Death hits everyone, also those closest to them. It is very individual to mourn. However, there are some quite characteristic mechanisms of responding to a sudden psychological shock after news of the unexpected death of a loved one. And this is irrespective of whether the event concerns one or many people, or relates to an intimate or collective event. How to survive the death of a loved one and regain the meaning of life?

When we meet the death of a loved one, we first experience the shock. We feel as if someone hit us in the head, stunned us. After such a hit, we usually feel nothing, we are shocked.

- It is a time when we do not feel emotions because they have been suppressed - says psychologist Dr. Katarzyna Korpolewska. - We're turning into a pillar of s alt. This is the first phase of the stress response. Then comes a kind of reflection. It is a bit as if a puppet frozen in place was pulled on a string, as if someone had roused us from a deep sleep. This is how the denial phase begins.

We've already realized what happened, but we don't accept it, we don't want to believe it. We deny the truth, displace it from our consciousness, and even try to displace it from the subconscious. We may have the impression that someone has made a mistake, that everything will be explained in a moment. And it will be okay again. Just like before.

- This phase can take a long time, says Dr. Korpolewska. - Those who suffer think that by denying the truth, they gain time, and time will work in their favor. At this stage, they do not allow thoughts that a tragedy has occurred.

If it were meant to be book-like, then after the denial phase there would be a phase called bargaining. This is already an attempt to explain the situation that has arisen, an attempt to get out of it. We explain it to ourselves by some tragic mistake, oversight, someone else's mistake. At the same time, aggression may arise, directed against those who may have contributed to such a situation. We think that if it were not for someone's ineptitude, such a tragedy might not have happened and we direct our anger, regret and anger against him. And in this phase you can stay for a very long time. And once we experience it all, we become depressed. And this is a state of real mourning.

How to deal with the death of a loved one

Then we are fully awarewhat happened, we fully feel our emotions, we suffer for them. We no longer deny the tragedy and its circumstances, we try to talk about it, confide in it, we even feel the need to talk about it. Well, that's the way it should be. The period of mourning begins - the time it takes to cry out, be silent in solitude, and scream out anger. By allowing ourselves to be angry, in a mood swing, cry, remember and feel pain, we express our longing for the loss of a life with a loved one, and we have every right to do so.

By putting on black clothes, we are signaling to others that we would like to be treated with a certain amount of delicacy and we ask for more understanding in the near future. While experiencing mourning, let us not reject the help of other people in favor of completely isolating ourselves from friends and suffering in loneliness. If we have such a need, we can recall the person who passed away together, talk to someone close to us or keep silent.

If you want to help the bereaved person, just be by their side: listen, hug them, but don't ask, don't judge, don't give unnecessary advice. The fact that you are united in pain reassure us with love and the fact that you are close.
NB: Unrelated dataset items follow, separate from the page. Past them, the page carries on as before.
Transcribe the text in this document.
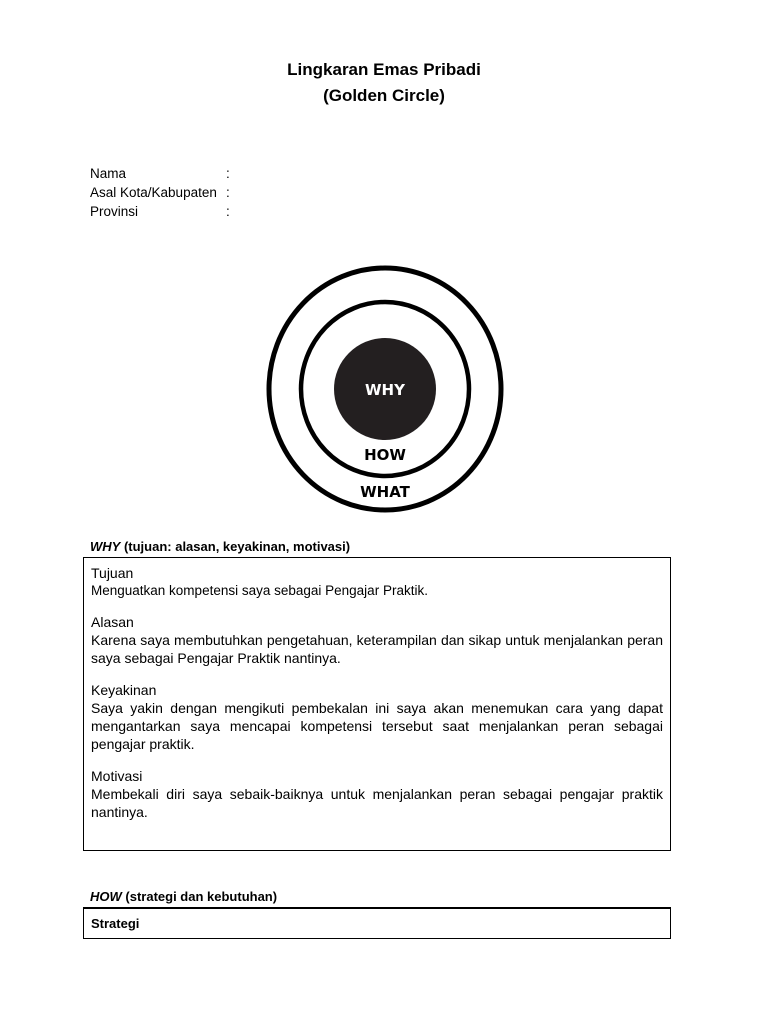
Lingkaran Emas Pribadi
(Golden Circle)
Nama	:
Asal Kota/Kabupaten :
Provinsi	:
WHY
HOW
WHAT
WHY (tujuan: alasan, keyakinan, motivasi)
Tujuan
Menguatkan kompetensi saya sebagai Pengajar Praktik.
Alasan
Karena saya membutuhkan pengetahuan, keterampilan dan sikap untuk menjalankan peran saya sebagai Pengajar Praktik nantinya.
Keyakinan
Saya yakin dengan mengikuti pembekalan ini saya akan menemukan cara yang dapat mengantarkan saya mencapai kompetensi tersebut saat menjalankan peran sebagai pengajar praktik.
Motivasi
Membekali diri saya sebaik-baiknya untuk menjalankan peran sebagai pengajar praktik nantinya.
HOW (strategi dan kebutuhan)
Strategi
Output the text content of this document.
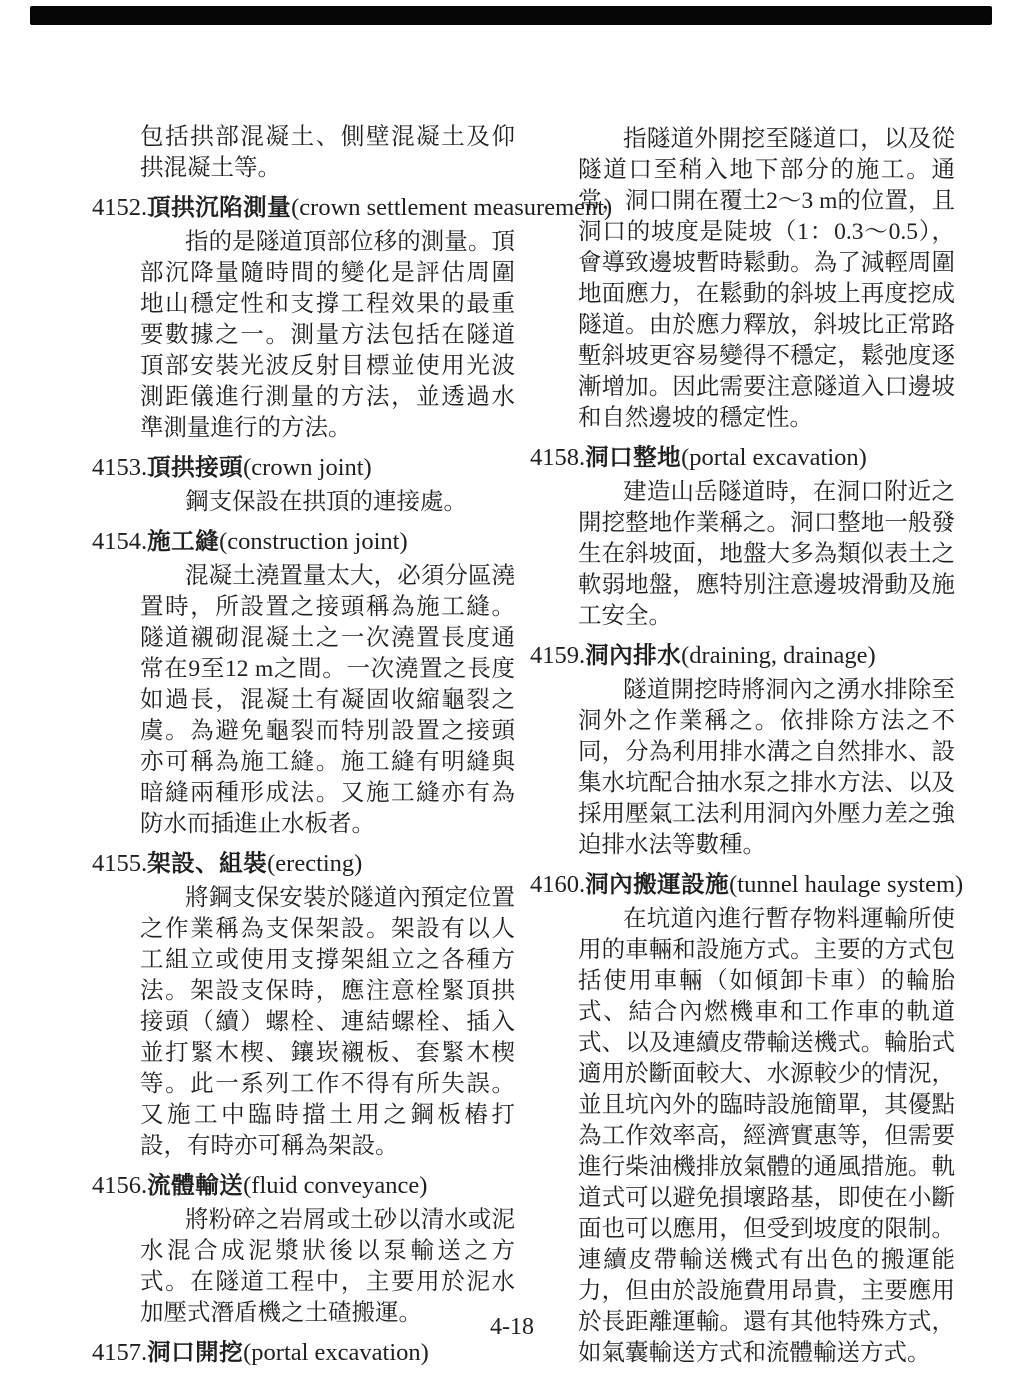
包括拱部混凝土、側壁混凝土及仰拱混凝土等。

4152.頂拱沉陷測量(crown settlement measurement)

指的是隧道頂部位移的測量。頂部沉降量隨時間的變化是評估周圍地山穩定性和支撐工程效果的最重要數據之一。測量方法包括在隧道頂部安裝光波反射目標並使用光波測距儀進行測量的方法，並透過水準測量進行的方法。

4153.頂拱接頭(crown joint)

鋼支保設在拱頂的連接處。

4154.施工縫(construction joint)

混凝土澆置量太大，必須分區澆置時，所設置之接頭稱為施工縫。隧道襯砌混凝土之一次澆置長度通常在9至12 m之間。一次澆置之長度如過長，混凝土有凝固收縮龜裂之虞。為避免龜裂而特別設置之接頭亦可稱為施工縫。施工縫有明縫與暗縫兩種形成法。又施工縫亦有為防水而插進止水板者。

4155.架設、組裝(erecting)

將鋼支保安裝於隧道內預定位置之作業稱為支保架設。架設有以人工組立或使用支撐架組立之各種方法。架設支保時，應注意栓緊頂拱接頭（續）螺栓、連結螺栓、插入並打緊木楔、鑲崁襯板、套緊木楔等。此一系列工作不得有所失誤。又施工中臨時擋土用之鋼板樁打設，有時亦可稱為架設。

4156.流體輸送(fluid conveyance)

將粉碎之岩屑或土砂以清水或泥水混合成泥漿狀後以泵輸送之方式。在隧道工程中，主要用於泥水加壓式潛盾機之土碴搬運。

4157.洞口開挖(portal excavation)

指隧道外開挖至隧道口，以及從隧道口至稍入地下部分的施工。通常，洞口開在覆土2～3 m的位置，且洞口的坡度是陡坡（1：0.3～0.5），會導致邊坡暫時鬆動。為了減輕周圍地面應力，在鬆動的斜坡上再度挖成隧道。由於應力釋放，斜坡比正常路塹斜坡更容易變得不穩定，鬆弛度逐漸增加。因此需要注意隧道入口邊坡和自然邊坡的穩定性。

4158.洞口整地(portal excavation)

建造山岳隧道時，在洞口附近之開挖整地作業稱之。洞口整地一般發生在斜坡面，地盤大多為類似表土之軟弱地盤，應特別注意邊坡滑動及施工安全。

4159.洞內排水(draining, drainage)

隧道開挖時將洞內之湧水排除至洞外之作業稱之。依排除方法之不同，分為利用排水溝之自然排水、設集水坑配合抽水泵之排水方法、以及採用壓氣工法利用洞內外壓力差之強迫排水法等數種。

4160.洞內搬運設施(tunnel haulage system)

在坑道內進行暫存物料運輸所使用的車輛和設施方式。主要的方式包括使用車輛（如傾卸卡車）的輪胎式、結合內燃機車和工作車的軌道式、以及連續皮帶輸送機式。輪胎式適用於斷面較大、水源較少的情況，並且坑內外的臨時設施簡單，其優點為工作效率高，經濟實惠等，但需要進行柴油機排放氣體的通風措施。軌道式可以避免損壞路基，即使在小斷面也可以應用，但受到坡度的限制。連續皮帶輸送機式有出色的搬運能力，但由於設施費用昂貴，主要應用於長距離運輸。還有其他特殊方式，如氣囊輸送方式和流體輸送方式。

4-18
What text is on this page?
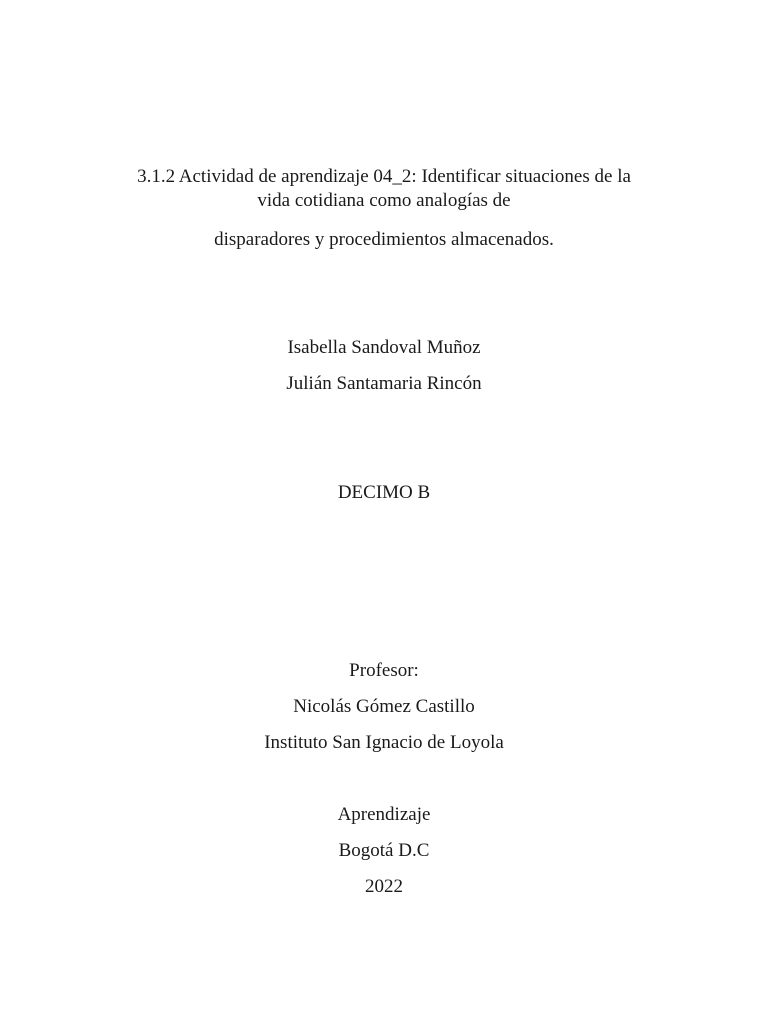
3.1.2 Actividad de aprendizaje 04_2: Identificar situaciones de la
vida cotidiana como analogías de
disparadores y procedimientos almacenados.
Isabella Sandoval Muñoz
Julián Santamaria Rincón
DECIMO B
Profesor:
Nicolás Gómez Castillo
Instituto San Ignacio de Loyola
Aprendizaje
Bogotá D.C
2022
At the end comes the phase of accepting the situation, the conviction that if there is no way out, you have to keep going and so on.

It never happens that all these phases follow one after another - says Dr. Korpolewska. - Sometimes some of them are not there at all, while others get longer. Only one thing is certain - it will never be the same again, because what happened must have left its mark.

In fact, the mourning period may last several years. And sometimes it still comes back like a wave, though not in that dimension. However, if this period is dangerously prolonged, it is worth visiting a psychologist to avoid living with a pseudo smile on your face, but with an inner emptiness.